Culver: Well, in my opinion he will be waiting all the way through one of the most spectacular gold bull markets in history.
Perhaps Mr. Moyer should consider that those following Prechter's advice missed a good part of the 90's stock bull market. To be fair they missed the ensuing crash also, but...
All that being said and despite the fact that Mr. Moyer seems to confuse cause and effect quite a bit in his piece, he nevertheless, as I mentioned before gets near to revealing a very interesting phenomenon, i.e., the way in which monetary inflation, which I deem to be still quite alive, actually IS spawning deflationary pressures.
For example trade deficits fund the building of production overcapacity in developing countries; that low cost production in turn kills pricing power for U.S. producers and laborers; lack of pricing power combined with materials price inflation squeezes manufacturing profit margins, and higher oil prices pinch consumers spending power.

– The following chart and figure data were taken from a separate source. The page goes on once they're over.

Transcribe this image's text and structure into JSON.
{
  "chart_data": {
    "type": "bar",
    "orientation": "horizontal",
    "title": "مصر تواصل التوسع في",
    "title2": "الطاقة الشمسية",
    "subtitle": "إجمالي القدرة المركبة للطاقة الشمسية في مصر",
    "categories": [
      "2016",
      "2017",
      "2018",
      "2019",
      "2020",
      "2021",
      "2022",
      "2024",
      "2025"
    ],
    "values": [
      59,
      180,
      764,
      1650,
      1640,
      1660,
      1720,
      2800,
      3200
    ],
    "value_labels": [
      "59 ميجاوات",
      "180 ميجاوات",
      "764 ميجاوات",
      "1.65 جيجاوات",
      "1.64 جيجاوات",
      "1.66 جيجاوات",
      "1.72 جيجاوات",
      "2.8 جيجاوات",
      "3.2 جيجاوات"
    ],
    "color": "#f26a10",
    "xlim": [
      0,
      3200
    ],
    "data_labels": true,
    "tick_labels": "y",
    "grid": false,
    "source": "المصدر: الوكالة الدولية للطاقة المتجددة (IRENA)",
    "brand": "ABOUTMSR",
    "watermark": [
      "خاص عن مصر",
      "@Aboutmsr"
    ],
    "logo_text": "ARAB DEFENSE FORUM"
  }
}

For in depth analysis of this phenomenon see Jim Willie's excellent work at www.goldenjackass.com
The fact that the most aggressive reflationary effort in history has lead to the weakest recovery in the post depression era IS powerful testimony that Kondratieff was on to something and that we are now in the winter phase of his proposed cycle. Nevertheless, I am not sure that things will play out completely according to script, as being in a pure fiat money regime puts us in uncharted waters that Kondratieff, as far as I know, did not predict.

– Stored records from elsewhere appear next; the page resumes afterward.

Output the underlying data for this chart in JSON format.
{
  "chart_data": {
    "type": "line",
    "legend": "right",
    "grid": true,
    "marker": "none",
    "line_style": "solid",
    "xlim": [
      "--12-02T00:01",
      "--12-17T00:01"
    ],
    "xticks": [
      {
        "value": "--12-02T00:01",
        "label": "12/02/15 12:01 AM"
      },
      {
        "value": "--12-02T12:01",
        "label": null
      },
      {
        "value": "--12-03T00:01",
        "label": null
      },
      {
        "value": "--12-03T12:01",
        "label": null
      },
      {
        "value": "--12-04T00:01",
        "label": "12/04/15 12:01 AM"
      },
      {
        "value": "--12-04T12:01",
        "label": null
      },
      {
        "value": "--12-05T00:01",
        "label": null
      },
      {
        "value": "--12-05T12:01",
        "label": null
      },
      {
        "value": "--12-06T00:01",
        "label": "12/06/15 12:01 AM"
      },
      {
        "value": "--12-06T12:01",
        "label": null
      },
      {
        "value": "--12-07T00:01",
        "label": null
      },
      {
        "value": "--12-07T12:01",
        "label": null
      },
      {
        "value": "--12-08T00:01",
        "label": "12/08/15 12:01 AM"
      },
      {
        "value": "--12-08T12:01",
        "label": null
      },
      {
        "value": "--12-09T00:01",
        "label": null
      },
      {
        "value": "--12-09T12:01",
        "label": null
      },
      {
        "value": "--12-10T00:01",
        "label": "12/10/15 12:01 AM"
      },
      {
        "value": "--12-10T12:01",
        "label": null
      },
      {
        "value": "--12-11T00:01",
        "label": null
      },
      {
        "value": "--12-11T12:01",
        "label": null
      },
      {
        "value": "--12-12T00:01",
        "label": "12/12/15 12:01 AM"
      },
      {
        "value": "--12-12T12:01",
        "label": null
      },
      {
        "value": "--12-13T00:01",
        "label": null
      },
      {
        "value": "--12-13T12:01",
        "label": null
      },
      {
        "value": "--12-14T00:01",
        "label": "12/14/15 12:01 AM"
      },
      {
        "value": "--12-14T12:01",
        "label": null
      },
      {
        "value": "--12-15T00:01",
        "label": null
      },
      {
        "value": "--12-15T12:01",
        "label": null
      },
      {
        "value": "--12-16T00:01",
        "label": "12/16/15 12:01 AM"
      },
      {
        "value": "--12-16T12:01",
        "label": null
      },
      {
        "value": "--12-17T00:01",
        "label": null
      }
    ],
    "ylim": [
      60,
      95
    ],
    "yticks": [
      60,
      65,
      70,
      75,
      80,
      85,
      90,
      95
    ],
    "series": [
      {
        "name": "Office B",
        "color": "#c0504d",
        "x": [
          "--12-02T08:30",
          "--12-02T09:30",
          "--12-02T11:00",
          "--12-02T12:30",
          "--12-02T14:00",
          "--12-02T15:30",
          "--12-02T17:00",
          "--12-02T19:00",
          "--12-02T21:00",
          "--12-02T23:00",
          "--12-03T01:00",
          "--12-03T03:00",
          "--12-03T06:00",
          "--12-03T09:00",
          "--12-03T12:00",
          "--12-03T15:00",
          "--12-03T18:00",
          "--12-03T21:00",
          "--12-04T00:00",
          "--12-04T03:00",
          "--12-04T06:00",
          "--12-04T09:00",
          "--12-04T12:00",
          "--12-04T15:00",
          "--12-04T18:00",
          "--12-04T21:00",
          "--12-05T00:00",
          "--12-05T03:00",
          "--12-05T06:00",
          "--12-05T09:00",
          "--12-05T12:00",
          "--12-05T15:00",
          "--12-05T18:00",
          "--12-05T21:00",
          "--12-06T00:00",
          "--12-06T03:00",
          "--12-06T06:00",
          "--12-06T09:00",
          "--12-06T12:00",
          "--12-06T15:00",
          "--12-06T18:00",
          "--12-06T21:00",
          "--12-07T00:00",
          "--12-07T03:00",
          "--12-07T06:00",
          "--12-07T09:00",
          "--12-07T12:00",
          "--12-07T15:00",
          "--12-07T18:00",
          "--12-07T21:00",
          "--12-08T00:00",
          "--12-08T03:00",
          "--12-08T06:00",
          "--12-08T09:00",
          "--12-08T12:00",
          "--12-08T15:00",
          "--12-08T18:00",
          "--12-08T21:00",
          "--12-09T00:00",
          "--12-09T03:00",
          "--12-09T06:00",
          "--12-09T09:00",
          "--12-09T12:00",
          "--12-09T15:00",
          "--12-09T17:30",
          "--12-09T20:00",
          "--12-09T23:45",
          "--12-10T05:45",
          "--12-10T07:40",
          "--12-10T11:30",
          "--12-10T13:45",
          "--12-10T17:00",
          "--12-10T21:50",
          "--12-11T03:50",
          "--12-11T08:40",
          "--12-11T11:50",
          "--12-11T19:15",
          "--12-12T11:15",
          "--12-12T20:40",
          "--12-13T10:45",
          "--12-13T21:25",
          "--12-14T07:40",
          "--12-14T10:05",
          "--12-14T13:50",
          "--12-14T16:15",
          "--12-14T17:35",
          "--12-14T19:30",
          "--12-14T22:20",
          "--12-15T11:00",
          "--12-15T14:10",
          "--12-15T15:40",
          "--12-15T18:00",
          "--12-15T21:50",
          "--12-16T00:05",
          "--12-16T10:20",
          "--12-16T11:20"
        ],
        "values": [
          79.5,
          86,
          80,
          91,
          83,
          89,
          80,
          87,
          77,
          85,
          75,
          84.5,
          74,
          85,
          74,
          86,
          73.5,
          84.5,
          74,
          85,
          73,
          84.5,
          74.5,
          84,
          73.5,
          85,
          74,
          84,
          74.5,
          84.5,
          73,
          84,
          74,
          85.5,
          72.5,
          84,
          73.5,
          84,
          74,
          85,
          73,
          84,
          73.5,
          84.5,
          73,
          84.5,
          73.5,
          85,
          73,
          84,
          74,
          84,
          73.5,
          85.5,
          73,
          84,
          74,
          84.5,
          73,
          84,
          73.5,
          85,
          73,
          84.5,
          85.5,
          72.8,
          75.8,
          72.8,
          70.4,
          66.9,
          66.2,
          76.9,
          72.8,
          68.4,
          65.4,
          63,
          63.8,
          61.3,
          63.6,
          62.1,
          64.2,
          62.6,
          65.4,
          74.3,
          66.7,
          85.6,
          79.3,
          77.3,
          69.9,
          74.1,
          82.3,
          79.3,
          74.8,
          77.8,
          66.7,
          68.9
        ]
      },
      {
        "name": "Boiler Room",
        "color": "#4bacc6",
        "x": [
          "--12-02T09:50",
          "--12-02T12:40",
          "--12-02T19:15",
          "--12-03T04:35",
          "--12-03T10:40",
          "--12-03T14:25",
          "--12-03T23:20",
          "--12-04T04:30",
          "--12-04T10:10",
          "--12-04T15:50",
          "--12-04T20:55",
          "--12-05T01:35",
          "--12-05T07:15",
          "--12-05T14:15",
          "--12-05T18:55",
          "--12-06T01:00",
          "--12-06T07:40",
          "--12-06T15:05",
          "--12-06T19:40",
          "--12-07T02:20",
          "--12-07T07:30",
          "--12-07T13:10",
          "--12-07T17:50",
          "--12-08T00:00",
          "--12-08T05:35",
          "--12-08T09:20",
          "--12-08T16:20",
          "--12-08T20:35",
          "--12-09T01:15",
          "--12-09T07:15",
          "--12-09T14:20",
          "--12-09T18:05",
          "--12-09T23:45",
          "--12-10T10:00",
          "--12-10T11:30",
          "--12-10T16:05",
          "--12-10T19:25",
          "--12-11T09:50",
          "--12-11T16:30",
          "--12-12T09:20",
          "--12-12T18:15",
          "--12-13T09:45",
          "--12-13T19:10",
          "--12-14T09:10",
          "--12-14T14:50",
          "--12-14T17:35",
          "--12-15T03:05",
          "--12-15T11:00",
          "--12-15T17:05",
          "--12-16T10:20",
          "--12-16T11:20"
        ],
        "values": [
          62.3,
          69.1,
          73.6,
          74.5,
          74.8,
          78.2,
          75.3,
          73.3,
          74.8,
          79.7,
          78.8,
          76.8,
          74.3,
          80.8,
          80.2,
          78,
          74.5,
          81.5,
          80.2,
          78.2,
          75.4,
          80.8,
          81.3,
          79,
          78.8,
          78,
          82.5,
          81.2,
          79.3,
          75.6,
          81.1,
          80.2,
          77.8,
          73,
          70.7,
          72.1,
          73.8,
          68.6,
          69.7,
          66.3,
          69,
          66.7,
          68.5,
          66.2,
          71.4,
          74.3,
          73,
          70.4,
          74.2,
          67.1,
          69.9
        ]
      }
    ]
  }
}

For this reason, I would take likely Greenspan successor, Ben Bernake, at his word and suspect that at least one more round of monetary inflation is just around the corner. Of course I don't believe it will save the real economy from a world of pain, but I do believe it will cause another round of asset inflation. Only this time I believe it will be precious metals and possibly other hard assets that will blow through the roof as the paper markets crash and the fiat dollar standard is shocked.
Sorry Mr. Moyer, you won't be getting my gold at $200, nor my silver at $3.50. Even if I am wrong and they somehow inexplicably end up at those prices, I'll simply hold and wait for the new "golden age" for precious metals that even the "Elliott Boys" are predicting.